Description of problem: ------------------------ On a replicate volume when "gluster volume heal <vol_name> full" command is executed on several node when few bricks are down, each node reports different error message. Version-Release number of selected component (if applicable): ------------------------------------------------------------- 3.3.0qa45 How reproducible: ----------------- Often Steps to Reproduce: 1.Create a replicate volume(1X3: brick1 on node1, brick2 on node2, brick3 on node3). Start the volume 2.Bring down brick1 and brick2 3.Create a fuse mount. 4.Execute : "dd if=/dev/urandom of=./file bs=1M count=1" 5.On machine1, machine2 and machine3 execute: gluster v heal <volume_name> full Actual results: ---------------- [06/08/12 - 08:07:21 root@AFR-Server1 ~]# gluster v heal vol1 full Operation failed on 10.16.159.196 [06/08/12 - 08:07:17 root@AFR-Server2 ~]# gluster v heal vol1 full Operation failed on 10.16.159.196 [06/08/12 - 08:06:10 root@AFR-Server3 ~]# gluster v heal vol1 full Heal operation on volume vol1 has been unsuccessful Expected results: ----------------- Error message should be consistent on all the nodes.
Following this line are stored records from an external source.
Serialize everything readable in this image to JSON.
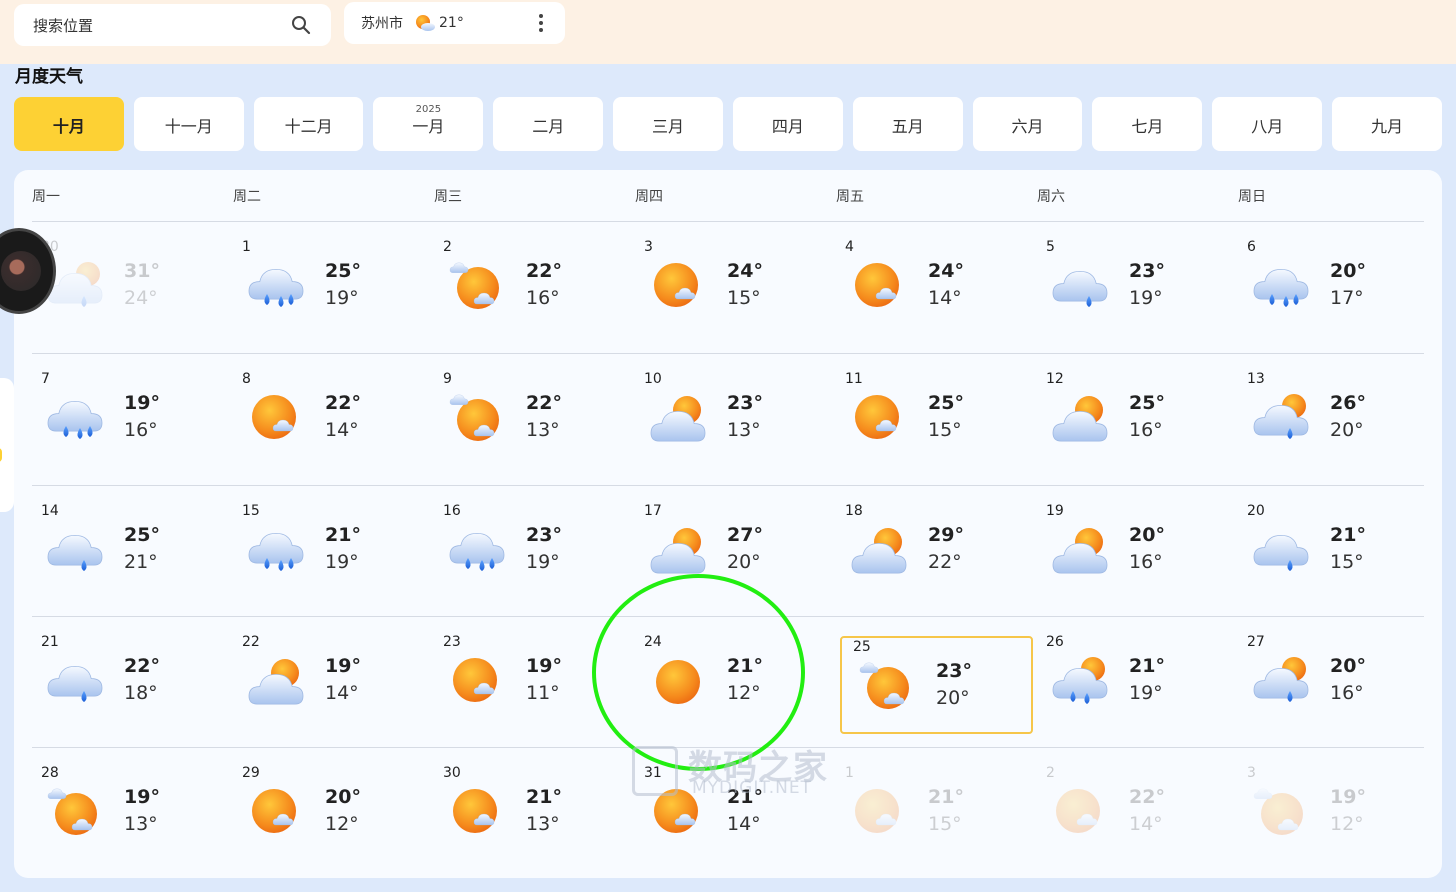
{
  "search": {
    "placeholder": "搜索位置",
    "icon": "search-icon"
  },
  "location": {
    "city": "苏州市",
    "temp": "21°",
    "icon": "partly-cloudy-icon"
  },
  "section_title": "月度天气",
  "months": [
    {
      "label": "十月",
      "year": "",
      "active": true
    },
    {
      "label": "十一月",
      "year": ""
    },
    {
      "label": "十二月",
      "year": ""
    },
    {
      "label": "一月",
      "year": "2025"
    },
    {
      "label": "二月",
      "year": ""
    },
    {
      "label": "三月",
      "year": ""
    },
    {
      "label": "四月",
      "year": ""
    },
    {
      "label": "五月",
      "year": ""
    },
    {
      "label": "六月",
      "year": ""
    },
    {
      "label": "七月",
      "year": ""
    },
    {
      "label": "八月",
      "year": ""
    },
    {
      "label": "九月",
      "year": ""
    }
  ],
  "weekdays": [
    "周一",
    "周二",
    "周三",
    "周四",
    "周五",
    "周六",
    "周日"
  ],
  "weeks": [
    [
      {
        "day": "30",
        "icon": "sun-cloud-rain-icon",
        "hi": "31°",
        "lo": "24°",
        "faded": true
      },
      {
        "day": "1",
        "icon": "heavy-rain-icon",
        "hi": "25°",
        "lo": "19°"
      },
      {
        "day": "2",
        "icon": "cloud-sun-cloud-icon",
        "hi": "22°",
        "lo": "16°"
      },
      {
        "day": "3",
        "icon": "sun-small-cloud-icon",
        "hi": "24°",
        "lo": "15°"
      },
      {
        "day": "4",
        "icon": "sun-small-cloud-icon",
        "hi": "24°",
        "lo": "14°"
      },
      {
        "day": "5",
        "icon": "cloud-rain-icon",
        "hi": "23°",
        "lo": "19°"
      },
      {
        "day": "6",
        "icon": "heavy-rain-icon",
        "hi": "20°",
        "lo": "17°"
      }
    ],
    [
      {
        "day": "7",
        "icon": "heavy-rain-icon",
        "hi": "19°",
        "lo": "16°"
      },
      {
        "day": "8",
        "icon": "sun-small-cloud-icon",
        "hi": "22°",
        "lo": "14°"
      },
      {
        "day": "9",
        "icon": "cloud-sun-cloud-icon",
        "hi": "22°",
        "lo": "13°"
      },
      {
        "day": "10",
        "icon": "cloudy-sun-icon",
        "hi": "23°",
        "lo": "13°"
      },
      {
        "day": "11",
        "icon": "sun-small-cloud-icon",
        "hi": "25°",
        "lo": "15°"
      },
      {
        "day": "12",
        "icon": "cloudy-sun-icon",
        "hi": "25°",
        "lo": "16°"
      },
      {
        "day": "13",
        "icon": "sun-cloud-rain-icon",
        "hi": "26°",
        "lo": "20°"
      }
    ],
    [
      {
        "day": "14",
        "icon": "cloud-rain-icon",
        "hi": "25°",
        "lo": "21°"
      },
      {
        "day": "15",
        "icon": "heavy-rain-icon",
        "hi": "21°",
        "lo": "19°"
      },
      {
        "day": "16",
        "icon": "heavy-rain-icon",
        "hi": "23°",
        "lo": "19°"
      },
      {
        "day": "17",
        "icon": "cloudy-sun-icon",
        "hi": "27°",
        "lo": "20°"
      },
      {
        "day": "18",
        "icon": "cloudy-sun-icon",
        "hi": "29°",
        "lo": "22°"
      },
      {
        "day": "19",
        "icon": "cloudy-sun-icon",
        "hi": "20°",
        "lo": "16°"
      },
      {
        "day": "20",
        "icon": "cloud-rain-icon",
        "hi": "21°",
        "lo": "15°"
      }
    ],
    [
      {
        "day": "21",
        "icon": "cloud-rain-icon",
        "hi": "22°",
        "lo": "18°"
      },
      {
        "day": "22",
        "icon": "cloudy-sun-icon",
        "hi": "19°",
        "lo": "14°"
      },
      {
        "day": "23",
        "icon": "sun-small-cloud-icon",
        "hi": "19°",
        "lo": "11°"
      },
      {
        "day": "24",
        "icon": "sunny-icon",
        "hi": "21°",
        "lo": "12°"
      },
      {
        "day": "25",
        "icon": "cloud-sun-cloud-icon",
        "hi": "23°",
        "lo": "20°",
        "selected": true
      },
      {
        "day": "26",
        "icon": "sun-heavy-rain-icon",
        "hi": "21°",
        "lo": "19°"
      },
      {
        "day": "27",
        "icon": "sun-cloud-rain-icon",
        "hi": "20°",
        "lo": "16°"
      }
    ],
    [
      {
        "day": "28",
        "icon": "cloud-sun-cloud-icon",
        "hi": "19°",
        "lo": "13°"
      },
      {
        "day": "29",
        "icon": "sun-small-cloud-icon",
        "hi": "20°",
        "lo": "12°"
      },
      {
        "day": "30",
        "icon": "sun-small-cloud-icon",
        "hi": "21°",
        "lo": "13°"
      },
      {
        "day": "31",
        "icon": "sun-small-cloud-icon",
        "hi": "21°",
        "lo": "14°"
      },
      {
        "day": "1",
        "icon": "sun-small-cloud-icon",
        "hi": "21°",
        "lo": "15°",
        "faded": true
      },
      {
        "day": "2",
        "icon": "sun-small-cloud-icon",
        "hi": "22°",
        "lo": "14°",
        "faded": true
      },
      {
        "day": "3",
        "icon": "cloud-sun-cloud-icon",
        "hi": "19°",
        "lo": "12°",
        "faded": true
      }
    ]
  ],
  "watermark": {
    "line1": "数码之家",
    "line2": "MYDIGIT.NET"
  },
  "colors": {
    "active_month": "#fdd134",
    "selected_border": "#f6c64a",
    "annotation": "#22ee11",
    "sun": "#f28a1d",
    "cloud": "#b7cdef",
    "rain": "#2f77e8"
  }
}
Additional info: ---------------- [06/08/12 - 08:09:04 root@AFR-Server3 ~]# gluster v status Status of volume: vol1 Gluster process Port Online Pid ------------------------------------------------------------------------------ Brick 10.16.159.184:/export_b1/dir1 24009 N 8935 Brick 10.16.159.188:/export_b1/dir1 24009 N 12896 Brick 10.16.159.196:/export_b1/dir1 24009 Y 28360 NFS Server on localhost 38467 Y 28725 Self-heal Daemon on localhost N/A Y 28731 NFS Server on 10.16.159.184 38467 Y 8867 Self-heal Daemon on 10.16.159.184 N/A Y 8873 NFS Server on 10.16.159.188 38467 Y 13263 Self-heal Daemon on 10.16.159.188 N/A Y 13269 [06/08/12 - 08:09:08 root@AFR-Server3 ~]# [06/08/12 - 08:09:10 root@AFR-Server3 ~]# gluster v info Volume Name: vol1 Type: Replicate Volume ID: e5ff8b2b-7d44-405e-8266-54e5e68b0241 Status: Started Number of Bricks: 1 x 3 = 3 Transport-type: tcp Bricks: Brick1: 10.16.159.184:/export_b1/dir1 Brick2: 10.16.159.188:/export_b1/dir1 Brick3: 10.16.159.196:/export_b1/dir1 Options Reconfigured: cluster.eager-lock: on performance.write-behind: on
Bug got fixed in the current release from rebase.
Now all three nodes give same output.